Evaluate and assess risks to safeguard the financial assets of the company. Coordinate and direct highly complex and specialized Underwriting projects, which have significant impact on the company's financial position and other functional areas. Responsible for financial soundness of rates and prices for a significant line of business.
Lead, facilitate, direct and coordinate the production of renewal rates or new business proposals, cost estimates for benefit modifications and various coordinating reports. Manage and communicate results of renewal and quote adequacy monthly meetings.
Assess, approve, reject or make recommendations for complex underwriting rating policy exception requests taking into consideration financial and operational impact.
Initiate and maintain appropriate rating and underwriting policies, procedures, documentation and audit readiness to comply with state and federal requirements.
Ensure application of underwriting practices and processes including risk management, differences in insured vs ASC programs, managing stop-loss, demographic rating vs claims rating.
Proactively seek out opportunities to develop new systems, solutions, enhancements to better manage reporting capabilities for financial forecasting, membership and performance metric reporting.
Independently communicate rating and underwriting issues, solutions, risks, implications, impacts of financials / membership results and recommendations on behalf of the department and division to team members, senior leadership, internal and external stakeholders.
Lead, plan and deliver projects utilizing project management methodology to enhance systems, business processes, procedures and reporting, coordinating across departments and divisions. Act as a technical resource and subject matter expert to address or resolve underwriting and healthcare issues across the enterprise and review work of peers for underwriting accuracy and compliance representing the organization on industry task forces and work groups when necessary.
Other duties as assigned.
Bachelor's Degree in Mathematics, Statistics, Finance, Accounting, Economics, or related field required. Master's Degree preferred.
Six (6) years experience in rating/underwriting or related field with two (2) years at a Senior Underwriter.
Experience with actuarial and group insurance principles, health care benefits and claims processing procedures, rating formulas, self funded and alternative financial arrangements, and the systems and mainframe applications.
Ability to participate in multifunctional workgroups as SME or Business Lead
Ability to analyze financial data, draw valid conclusions, suggest reasonable solutions and prepare summary reports required.

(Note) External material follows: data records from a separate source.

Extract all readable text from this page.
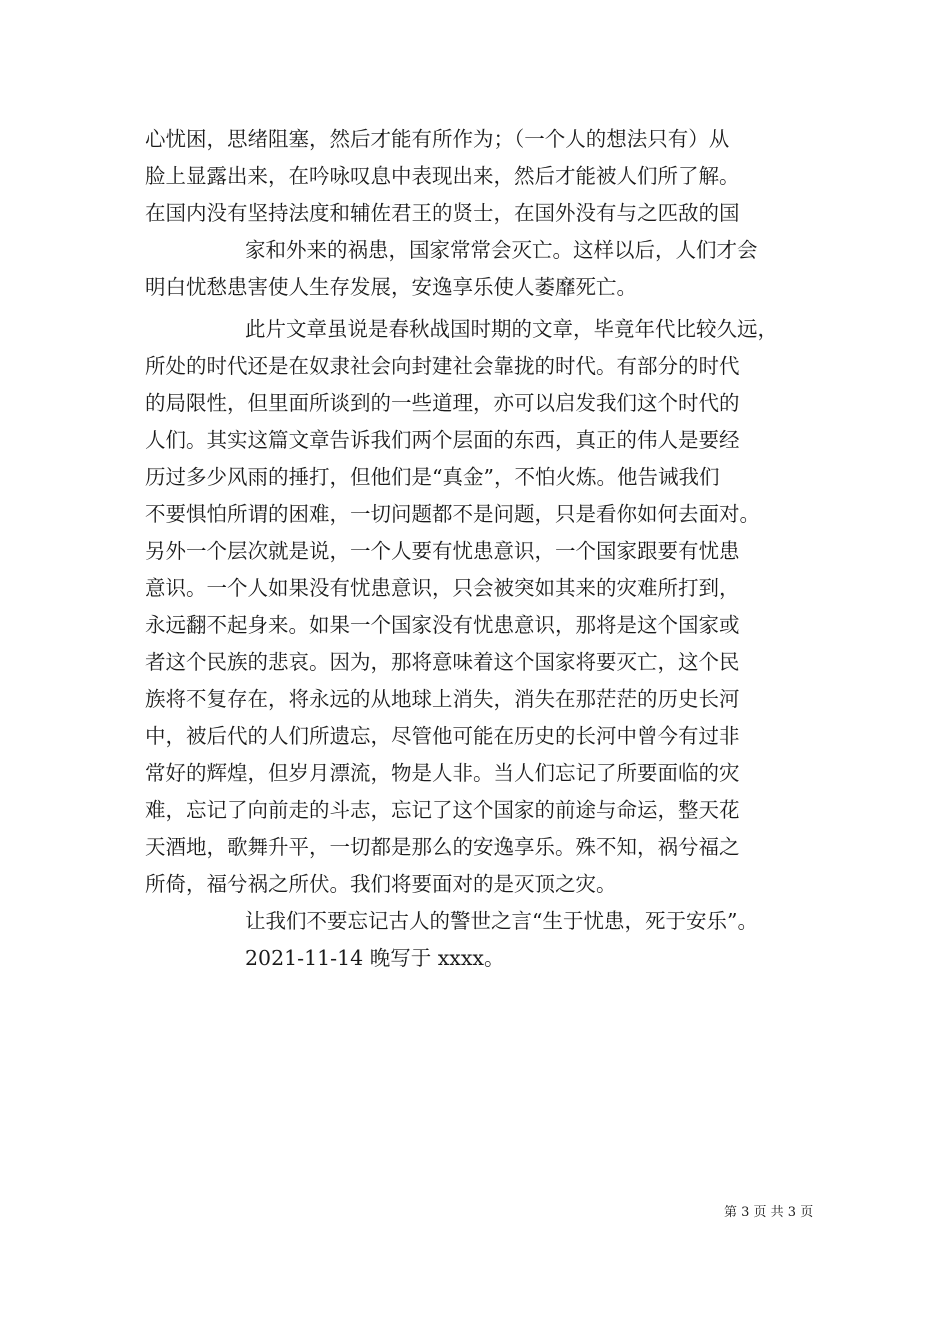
心忧困，思绪阻塞，然后才能有所作为；（一个人的想法只有）从
脸上显露出来，在吟咏叹息中表现出来，然后才能被人们所了解。
在国内没有坚持法度和辅佐君王的贤士，在国外没有与之匹敌的国
家和外来的祸患，国家常常会灭亡。这样以后，人们才会
明白忧愁患害使人生存发展，安逸享乐使人萎靡死亡。
此片文章虽说是春秋战国时期的文章，毕竟年代比较久远，
所处的时代还是在奴隶社会向封建社会靠拢的时代。有部分的时代
的局限性，但里面所谈到的一些道理，亦可以启发我们这个时代的
人们。其实这篇文章告诉我们两个层面的东西，真正的伟人是要经
历过多少风雨的捶打，但他们是“真金”，不怕火炼。他告诫我们
不要惧怕所谓的困难，一切问题都不是问题，只是看你如何去面对。
另外一个层次就是说，一个人要有忧患意识，一个国家跟要有忧患
意识。一个人如果没有忧患意识，只会被突如其来的灾难所打到，
永远翻不起身来。如果一个国家没有忧患意识，那将是这个国家或
者这个民族的悲哀。因为，那将意味着这个国家将要灭亡，这个民
族将不复存在，将永远的从地球上消失，消失在那茫茫的历史长河
中，被后代的人们所遗忘，尽管他可能在历史的长河中曾今有过非
常好的辉煌，但岁月漂流，物是人非。当人们忘记了所要面临的灾
难，忘记了向前走的斗志，忘记了这个国家的前途与命运，整天花
天酒地，歌舞升平，一切都是那么的安逸享乐。殊不知，祸兮福之
所倚，福兮祸之所伏。我们将要面对的是灭顶之灾。
让我们不要忘记古人的警世之言“生于忧患，死于安乐”。
2021-11-14 晚写于 xxxx。
第 3 页 共 3 页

Strong understanding of mathematics principals and their practical applications required.
Excellent verbal and written communication skills required including the ability to present to executive leadership and external customers.
Ability to function independently under minimal supervision adjusting effectively to changes in work and keeping an open mind to new and better ways of accomplishing results.
Knowledge of Microsoft Excel, Word and Powerpoint required.MS Access & Visual Basic required.
Ability to maintain knowledge of Federal and State laws and regulations related to health care delivery systems (HMO, PPO, ACO, etc.) and sales distribution channels required.
Good organizational and time management skills with an ability to handle multiple tasks.
Strong understanding of national & local competitive landscape and apply it to rating decisions and consultative analysis
All qualified applicants will receive consideration for employment without regard to, among other grounds, race, color, religion, sex, national origin, sexual orientation, age, gender identity, protected veteran status or status as an individual with a disability.